Practically speaking, 2012 is already in the books for investment professionals around the world. Many are already on vacation. Many global stock markets will be closed for most of the handful of business days between now and December 31st–Wall Street being a notable exception. On days that markets will be open, trading volume will doubtless be very light.
Is there anything useful we can do as individual investors during this deadest of all trading weeks? …other than celebrating the holidays and resting up for the challenges of 2013, that is.
Yes, there is.
1. If you haven’t done so already, check the year-to-date tax position in your brokerage account. You may want to consider either selling losers to minimize taxable gains or winners to lessen realized losses.

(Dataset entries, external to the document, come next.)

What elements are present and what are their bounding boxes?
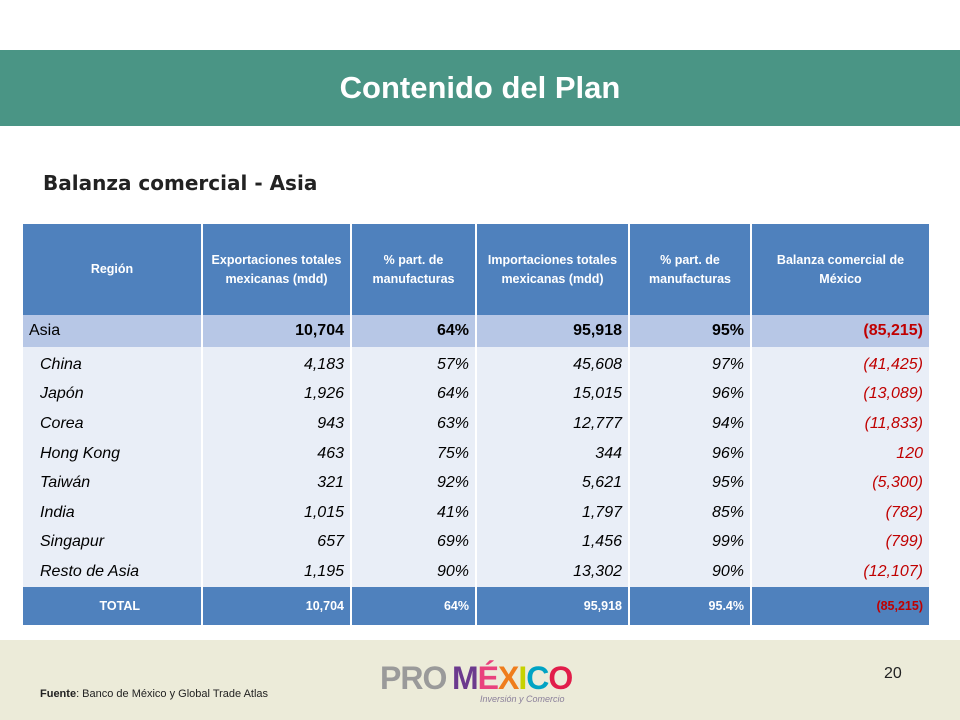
import-share-cell: 99%: [629, 528, 751, 558]
export-share-cell: 75%: [351, 439, 476, 469]
export-share-cell: 41%: [351, 498, 476, 528]
total-exports-cell: 10,704: [202, 587, 351, 625]
total-balance-cell: (85,215): [751, 587, 929, 625]
export-share-cell: 90%: [351, 557, 476, 587]
imports-cell: 13,302: [476, 557, 629, 587]
total-export-share-cell: 64%: [351, 587, 476, 625]
export-share-cell: 63%: [351, 409, 476, 439]
exports-cell: 321: [202, 468, 351, 498]
page-title: Contenido del Plan: [339, 70, 621, 105]
exports-cell: 1,926: [202, 380, 351, 410]
section-subtitle: Balanza comercial - Asia: [43, 171, 318, 195]
logo-letter: I: [518, 660, 527, 696]
export-share-cell: 69%: [351, 528, 476, 558]
balance-cell: (782): [751, 498, 929, 528]
total-import-share-cell: 95.4%: [629, 587, 751, 625]
region-cell: Hong Kong: [23, 439, 202, 469]
region-cell: Asia: [23, 315, 202, 347]
table-header-row: [23, 224, 929, 315]
col-header-trade-balance: Balanza comercial de México: [751, 224, 929, 315]
imports-cell: 45,608: [476, 347, 629, 380]
import-share-cell: 94%: [629, 409, 751, 439]
table-row: [23, 498, 929, 528]
export-share-cell: 92%: [351, 468, 476, 498]
balance-cell: 120: [751, 439, 929, 469]
logo-pro-text: PRO: [380, 660, 447, 696]
trade-balance-table: [23, 224, 929, 625]
col-header-export-manuf-share: % part. de manufacturas: [351, 224, 476, 315]
table-row: [23, 528, 929, 558]
balance-cell: (799): [751, 528, 929, 558]
asia-summary-row: [23, 315, 929, 347]
promexico-logo: [380, 660, 580, 710]
imports-cell: 1,456: [476, 528, 629, 558]
exports-cell: 1,015: [202, 498, 351, 528]
balance-cell: (13,089): [751, 380, 929, 410]
imports-cell: 5,621: [476, 468, 629, 498]
source-note: [40, 688, 268, 700]
source-text: : Banco de México y Global Trade Atlas: [76, 688, 269, 700]
col-header-region: Región: [23, 224, 202, 315]
balance-cell: (12,107): [751, 557, 929, 587]
table-row: [23, 380, 929, 410]
region-cell: Singapur: [23, 528, 202, 558]
table-row: [23, 468, 929, 498]
table-row: [23, 557, 929, 587]
export-share-cell: 57%: [351, 347, 476, 380]
source-label: Fuente: [40, 688, 77, 700]
logo-tagline: Inversión y Comercio: [480, 694, 565, 704]
region-cell: Japón: [23, 380, 202, 410]
balance-cell: (85,215): [751, 315, 929, 347]
imports-cell: 1,797: [476, 498, 629, 528]
imports-cell: 15,015: [476, 380, 629, 410]
table-row: [23, 439, 929, 469]
total-label-cell: TOTAL: [23, 587, 202, 625]
region-cell: Taiwán: [23, 468, 202, 498]
import-share-cell: 97%: [629, 347, 751, 380]
page-number: 20: [884, 665, 902, 682]
exports-cell: 10,704: [202, 315, 351, 347]
total-row: [23, 587, 929, 625]
logo-letter: M: [452, 660, 478, 696]
logo-mexico-text: [452, 660, 572, 696]
import-share-cell: 95%: [629, 468, 751, 498]
region-cell: China: [23, 347, 202, 380]
imports-cell: 344: [476, 439, 629, 469]
exports-cell: 943: [202, 409, 351, 439]
exports-cell: 463: [202, 439, 351, 469]
import-share-cell: 96%: [629, 439, 751, 469]
region-cell: Resto de Asia: [23, 557, 202, 587]
total-imports-cell: 95,918: [476, 587, 629, 625]
logo-letter: C: [526, 660, 549, 696]
export-share-cell: 64%: [351, 315, 476, 347]
import-share-cell: 90%: [629, 557, 751, 587]
balance-cell: (5,300): [751, 468, 929, 498]
table-row: [23, 347, 929, 380]
region-cell: India: [23, 498, 202, 528]
exports-cell: 4,183: [202, 347, 351, 380]
country-rows: [23, 347, 929, 587]
exports-cell: 1,195: [202, 557, 351, 587]
import-share-cell: 85%: [629, 498, 751, 528]
exports-cell: 657: [202, 528, 351, 558]
col-header-import-manuf-share: % part. de manufacturas: [629, 224, 751, 315]
imports-cell: 95,918: [476, 315, 629, 347]
balance-cell: (11,833): [751, 409, 929, 439]
table-row: [23, 409, 929, 439]
region-cell: Corea: [23, 409, 202, 439]
imports-cell: 12,777: [476, 409, 629, 439]
logo-letter: É: [477, 660, 498, 696]
export-share-cell: 64%: [351, 380, 476, 410]
title-band: [0, 50, 960, 126]
logo-letter: O: [548, 660, 573, 696]
import-share-cell: 96%: [629, 380, 751, 410]
logo-letter: X: [498, 660, 519, 696]
import-share-cell: 95%: [629, 315, 751, 347]
col-header-imports: Importaciones totales mexicanas (mdd): [476, 224, 629, 315]
balance-cell: (41,425): [751, 347, 929, 380]
col-header-exports: Exportaciones totales mexicanas (mdd): [202, 224, 351, 315]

I believe very strongly that transactions driven solely by taxes are invariably a bad thing. But I also think that tax considerations can be a useful way of overcoming one’s psychological aversion to admitting a mistake (every rookie professional’s biggest stumbling block) and thereby be an excuse for exiting a bad investment. Yes, it would be better to man up and just sell the loser, without rationalization. But the most important thing is getting the weak stock gone.
2. the “window dressing” phenomenon. I guess there really are professional portfolio managers–most of them soon to hit the unemployment line–who buy trendy stocks to “dress up” their portfolios so they’ll be cosmetically more attractive right before meeting with their customers. And there may be financially illiterate customers who are fooled by this. But that’s not really what I’m talking about.
There’s also a type of illegal stock manipulation of small-cap stocks on the next-to-last or last trading day of the year that is euphemistically called window dressing. The stock “magically” rises (or falls, if a short-seller is at work) ten or fifteen percent, often in the last half hour of trading–in a way that helps a manager, or group of managers, achieve a higher performance-based bonus. Nowadays, this most often happens in smaller markets in the EU or in the Pacific. But it also happens in the US on occasion.
In my experience, this is always a good chance to sell. The stock in question invariably crashes back to earth the first day of the new year.
3. the fiscal cliff. As I’m writing this, the S&P 500 futures are down about 1.5% on worries that Washington won’t reach an agreement to soften the economic damage from already legislated tax increases and government spending cuts slated to go into effect on January 1st.
It’s possible that politicians are even hoping for a 5%-10% stock market decline to give them the political “cover” they feel they need in order to justify compromise to the ir constituents.
In my view, 1.5% isn’t enough to act on, but a larger decline would doubtless an excellent opportunity to buy a stock you want to own, but think is too expensive–or to add to a position you have strong conviction in but think is too small.